VB6/VBA uses deterministic approach to destoying objects. Each object stores number of references to itself. When the number reaches zero, the object is destroyed.
Object variables are guaranteed to be cleaned (set to Nothing
) when they go out of scope, this decrements the reference counters in their respective objects. No manual action required.
There are only two cases when you want an explicit cleanup:
When you want an object to be destroyed before its variable goes out of scope (e.g., your procedure is going to take long time to execute, and the object holds a resource, so you want to destroy the object as soon as possible to release the resource).
When you have a circular reference between two or more objects.
If objectA
stores a references to objectB
, and objectB
stores a reference to objectA
, the two objects will never get destroyed unless you brake the chain by explicitly setting objectA.ReferenceToB = Nothing
or objectB.ReferenceToA = Nothing
.
The code snippet you show is wrong. No manual cleanup is required.

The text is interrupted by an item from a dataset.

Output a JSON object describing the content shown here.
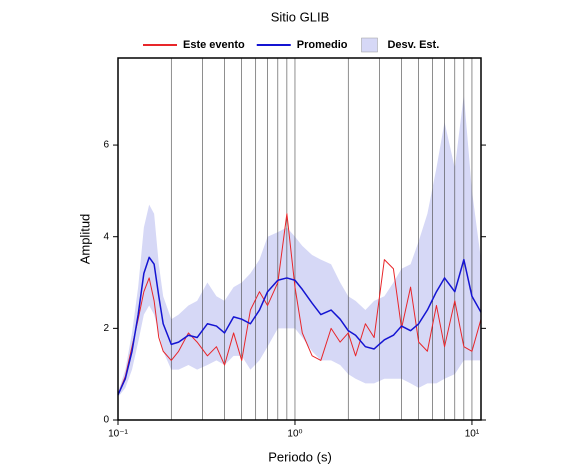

It is even harmful to do a manual cleanup, as it gives you a false sense of more correct code.
If you have a variable at a class level, it will be cleaned/destroyed when the class instance is destructed. You can destroy it earlier if you want (see item 1.
).
If you have a variable at a module level, it will be cleaned/destroyed when your program exits (or, in case of VBA, when the VBA project is reset). You can destroy it earlier if you want (see item 1.
).
Access level of a variable (public vs. private) does not affect its life time.